Extravagant Painting and Radical Generosity
UW Elvehjem Building 800 University Ave. , Madison, Wisconsin 53703
media release: LECTURE: “Extravagant Painting and Radical Generosity”
Wednesday, Feb 7, 2024, 2:30 PM, Elvehjem 150
Lecture Abstract: Extravagance is a term artist Leah Durner uses for a constellation of concerns—including radical generosity, largesse, superfluity, flesh, materiality, painting, abundance, richness, wandering, and wild being—that are of central theoretical interest to her practice These concerns continue to grow and expand fed by many sources, among the most fundamental: phenomenology, with which Durner has been engaged alongside her interest in painterly painters since the mid-1990s. Durner’s engagement with largesse was sparked by Jean Starobinski’s essay for Largesse, the small exhibition he curated for the Department of Graphic Arts at the Louvre in 1994 in which he demonstrated the gift as the most fundamental of gestures. Durner is also influenced by George Bataille’s The Accursed Share—with his discussion of the restricted economy based on scarcity and the general economy based on superabundance. These ideas are important to Durner because poverty and austerity are matters of life and death—not simply for the basic survival of human beings but for our thriving. Extravagance, as Durner develops it, is both a way to lave the wounds caused by a solely or primarily utilitarian approach to life and an entirely other realm of being.
Durner’s presentation will cover her oeuvre from 1983 – present. Durner will address how she has met with and continues to meet with transformations in theoretical approaches to painting across the lived history of this important 35+ year period which encompasses anti-painting and postmodernism to the more recent revival of painting within a new, expanded context. As an artist deeply engaged with art history Durner will also discuss earlier historic works that influence her, including the Italians, Flemish, and Spaniards of the 16th and 17th centuries, as well as the Baroque and Rococo painters of the 18th century.
While Durner’s primary practice is in large-scale abstract painting, her practice also includes works on paper, political work, collages, fashion and design collaborations, fashion drawings, and interventions/détournement on found ephemera. Therefore, her presentation will include discussions of her interest in design – fashion, objects, interiors; as well as collage, ephemera, drawing, writing, and politics.

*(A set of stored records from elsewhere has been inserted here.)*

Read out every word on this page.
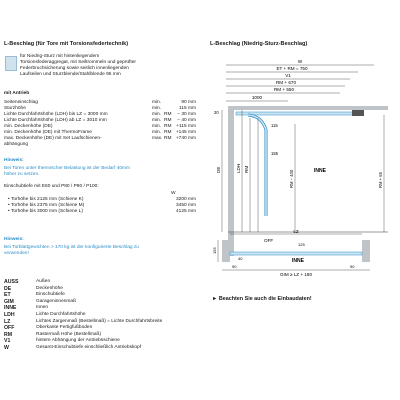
L-Beschlag (für Tore mit Torsionsfedertechnik)
für Niedrig-Sturz mit hintenliegendem
Torsionsfederaggregat, mit Seiltrommeln und geprüfter
Federbruchsicherung sowie seitlich innenliegenden
Laufseilen und Sturzblende/Stahlblende 95 mm
mit Antrieb
Seiteneinschlag	min.	90 mm
Sturzhöhe	min.	115 mm
Lichte Durchfahrtshöhe (LDH) bis LZ = 3000 mm	min. RM	− 30 mm
Lichte Durchfahrtshöhe (LDH) ab LZ = 3010 mm	min. RM	− 40 mm
min. Deckenhöhe (DE)	min. RM +115 mm
min. Deckenhöhe (DE) mit ThermoFrame	min. RM +145 mm
max. Deckenhöhe (DE) mit Set Laufschienen-	max. RM +740 mm
abhängung
Hinweis:
Bei Toren unter thermischer Belastung ist der Bedarf 40mm
höher zu setzen.
Einschubtiefe mit E60 und P80 / P90 / P100:
W
• Torhöhe bis 2125 mm (Schiene K)	3200 mm
• Torhöhe bis 2375 mm (Schiene M)	3450 mm
• Torhöhe bis 3000 mm (Schiene L)	4125 mm
Hinweis:
Bei Torblattgewichten > 170 kg ist der konfigurierte Beschlag zu
verwenden!
AUSS	Außen
DE	Deckenhöhe
ET	Einschubtiefe
GIM	Garageninnenmaß
INNE	Innen
LDH	Lichte Durchfahrtshöhe
LZ	Lichtes Zargenmaß (Bestellmaß) = Lichte Durchfahrtsbreite
OFF	Oberkante Fertigfußboden
RM	Rastermaß Höhe (Bestellmaß)
V1	hintere Abhängung der Antriebsschiene
W	Gesamt-Einschubtiefe einschließlich Antriebskopf
L-Beschlag (Niedrig-Sturz-Beschlag)
W
ET + RM = 750
V1
RM + 670
RM + 550
1000
20
DE	LDH RM
115
155
RM − 400	RM + 65
INNE
OFF
LZ
GIM ≥ LZ + 180
125
155
90	90
40	INNE
► Beachten Sie auch die Einbaudaten!
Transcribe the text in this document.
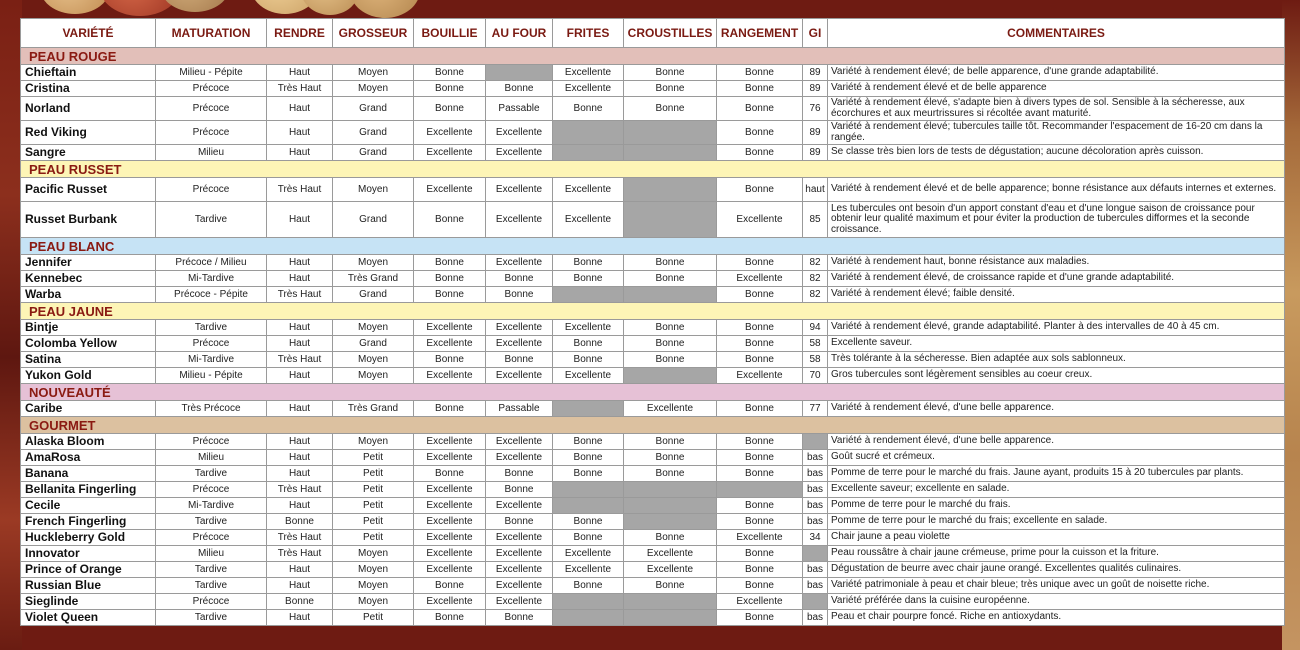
VARIÉTÉ	MATURATION	RENDRE	GROSSEUR	BOUILLIE	AU FOUR	FRITES	CROUSTILLES	RANGEMENT	GI	COMMENTAIRES
PEAU ROUGE										
Chieftain	Milieu - Pépite	Haut	Moyen	Bonne		Excellente	Bonne	Bonne	89	Variété à rendement élevé; de belle apparence, d'une grande adaptabilité.
Cristina	Précoce	Très Haut	Moyen	Bonne	Bonne	Excellente	Bonne	Bonne	89	Variété à rendement élevé et de belle apparence
Norland	Précoce	Haut	Grand	Bonne	Passable	Bonne	Bonne	Bonne	76	Variété à rendement élevé, s'adapte bien à divers types de sol. Sensible à la sécheresse, aux écorchures et aux meurtrissures si récoltée avant maturité.
Red Viking	Précoce	Haut	Grand	Excellente	Excellente			Bonne	89	Variété à rendement élevé; tubercules taille tôt. Recommander l'espacement de 16-20 cm dans la rangée.
Sangre	Milieu	Haut	Grand	Excellente	Excellente			Bonne	89	Se classe très bien lors de tests de dégustation; aucune décoloration après cuisson.
PEAU RUSSET										
Pacific Russet	Précoce	Très Haut	Moyen	Excellente	Excellente	Excellente		Bonne	haut	Variété à rendement élevé et de belle apparence; bonne résistance aux défauts internes et externes.
Russet Burbank	Tardive	Haut	Grand	Bonne	Excellente	Excellente		Excellente	85	Les tubercules ont besoin d'un apport constant d'eau et d'une longue saison de croissance pour obtenir leur qualité maximum et pour éviter la production de tubercules difformes et la seconde croissance.
PEAU BLANC										
Jennifer	Précoce / Milieu	Haut	Moyen	Bonne	Excellente	Bonne	Bonne	Bonne	82	Variété à rendement haut, bonne résistance aux maladies.
Kennebec	Mi-Tardive	Haut	Très Grand	Bonne	Bonne	Bonne	Bonne	Excellente	82	Variété à rendement élevé, de croissance rapide et d'une grande adaptabilité.
Warba	Précoce - Pépite	Très Haut	Grand	Bonne	Bonne			Bonne	82	Variété à rendement élevé; faible densité.
PEAU JAUNE										
Bintje	Tardive	Haut	Moyen	Excellente	Excellente	Excellente	Bonne	Bonne	94	Variété à rendement élevé, grande adaptabilité. Planter à des intervalles de 40 à 45 cm.
Colomba Yellow	Précoce	Haut	Grand	Excellente	Excellente	Bonne	Bonne	Bonne	58	Excellente saveur.
Satina	Mi-Tardive	Très Haut	Moyen	Bonne	Bonne	Bonne	Bonne	Bonne	58	Très tolérante à la sécheresse. Bien adaptée aux sols sablonneux.
Yukon Gold	Milieu - Pépite	Haut	Moyen	Excellente	Excellente	Excellente		Excellente	70	Gros tubercules sont légèrement sensibles au coeur creux.
NOUVEAUTÉ										
Caribe	Très Précoce	Haut	Très Grand	Bonne	Passable		Excellente	Bonne	77	Variété à rendement élevé, d'une belle apparence.
GOURMET										
Alaska Bloom	Précoce	Haut	Moyen	Excellente	Excellente	Bonne	Bonne	Bonne		Variété à rendement élevé, d'une belle apparence.
AmaRosa	Milieu	Haut	Petit	Excellente	Excellente	Bonne	Bonne	Bonne	bas	Goût sucré et crémeux.
Banana	Tardive	Haut	Petit	Bonne	Bonne	Bonne	Bonne	Bonne	bas	Pomme de terre pour le marché du frais. Jaune ayant, produits 15 à 20 tubercules par plants.
Bellanita Fingerling	Précoce	Très Haut	Petit	Excellente	Bonne				bas	Excellente saveur; excellente en salade.
Cecile	Mi-Tardive	Haut	Petit	Excellente	Excellente			Bonne	bas	Pomme de terre pour le marché du frais.
French Fingerling	Tardive	Bonne	Petit	Excellente	Bonne	Bonne		Bonne	bas	Pomme de terre pour le marché du frais; excellente en salade.
Huckleberry Gold	Précoce	Très Haut	Petit	Excellente	Excellente	Bonne	Bonne	Excellente	34	Chair jaune a peau violette
Innovator	Milieu	Très Haut	Moyen	Excellente	Excellente	Excellente	Excellente	Bonne		Peau roussâtre à chair jaune crémeuse, prime pour la cuisson et la friture.
Prince of Orange	Tardive	Haut	Moyen	Excellente	Excellente	Excellente	Excellente	Bonne	bas	Dégustation de beurre avec chair jaune orangé. Excellentes qualités culinaires.
Russian Blue	Tardive	Haut	Moyen	Bonne	Excellente	Bonne	Bonne	Bonne	bas	Variété patrimoniale à peau et chair bleue; très unique avec un goût de noisette riche.
Sieglinde	Précoce	Bonne	Moyen	Excellente	Excellente			Excellente		Variété préférée dans la cuisine européenne.
Violet Queen	Tardive	Haut	Petit	Bonne	Bonne			Bonne	bas	Peau et chair pourpre foncé. Riche en antioxydants.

WORKSHOP: “Extravagance, Liveliness, Livelihood: Intertwining Body, Materials, and Action: A Conversation with Jorella Andrews”, Friday, February 9, 2024, 12 PM CST, University Club Room 212
Biography:
Leah Durner is an artist and writer living in New York. Durner’s painting is based in psychedelia and process art with deeper roots in the exuberance of the Baroque and Rococo. Durner pulls her color from the fashion and design worlds as well as from graffitied trucks, construction sites, street signs, and all the richness that occurs around her in her New York City home. As Durner says, “It’s like I take the world I see around me, melt it down, and then pour it out as painting. It is not the world abstracted, but the world reconstituted as paint.” Culture writer and artist David Colman has noted that Durner’s work “combines realms that have different social valences” from high fashion, design, and streetscapes to philosophy, literature politics and architecture. Durner has had solo exhibitions of her work at Loretta Howard Gallery, 571 Projects, Nye Basham Studio, Wooster Arts Space, Berry College, and Limbo. Durner’s work is in the collections of the San Antonio Museum of Art, Portland Museum of Art (Maine) and Wake Forest University Art Collections. In addition to her work as an artist, Durner has curated exhibitions, published art theory, and lectured and written on a number of topics.Extravaganceis Durner’s ongoing artistic and theoretical project that encompasses radical generosity and openness across disciplines. Critics and scholars who have written on Durner’s work include: Jorella Andrews (Department of Visual Cultures, Goldsmiths, University of London; David Cohen (critic and artcritical.com publisher); Michael Sanders (philosopher), and John Yau (poet and critic).
In 2018 Bloomsbury Press published The Question of Painting: Rethinking Thought with Merleau-Ponty by Jorella Andrews in which Durner’s work is discussed along with that with other historic and contemporary artists in relation to contemporary painting. Durner’s painting, Rousseau (2006), is the book’s cover image. Painting, Largesse, and Life: A Conversation with Leah Durner, an intensive conversation between Andrews and Durner on her oeuvre from the period 1983-2018 and its relation to practices and histories of painting and Merleau-Ponty’s philosophy, envisioned as a companion to Dr. Andrews’ The Question of Painting, is in proof state and forthcoming. Durner is lead co-chair, with Jorella Andrews as co-chair, of the panel fashion: tissue, textile, toile at the College Art Association 112th Annual Conference in Chicago on February 17, 2024. Durner received her B.A. from Wake Forest University and her M.F.A. from Rutgers University where she studied painting with Leon Golub, performance with Geoffrey Hendricks, and art theory with Martha Rosler. Durner also studied with Gary Kuehn, Bob Watts, Joan Semmel, and Hal Foster.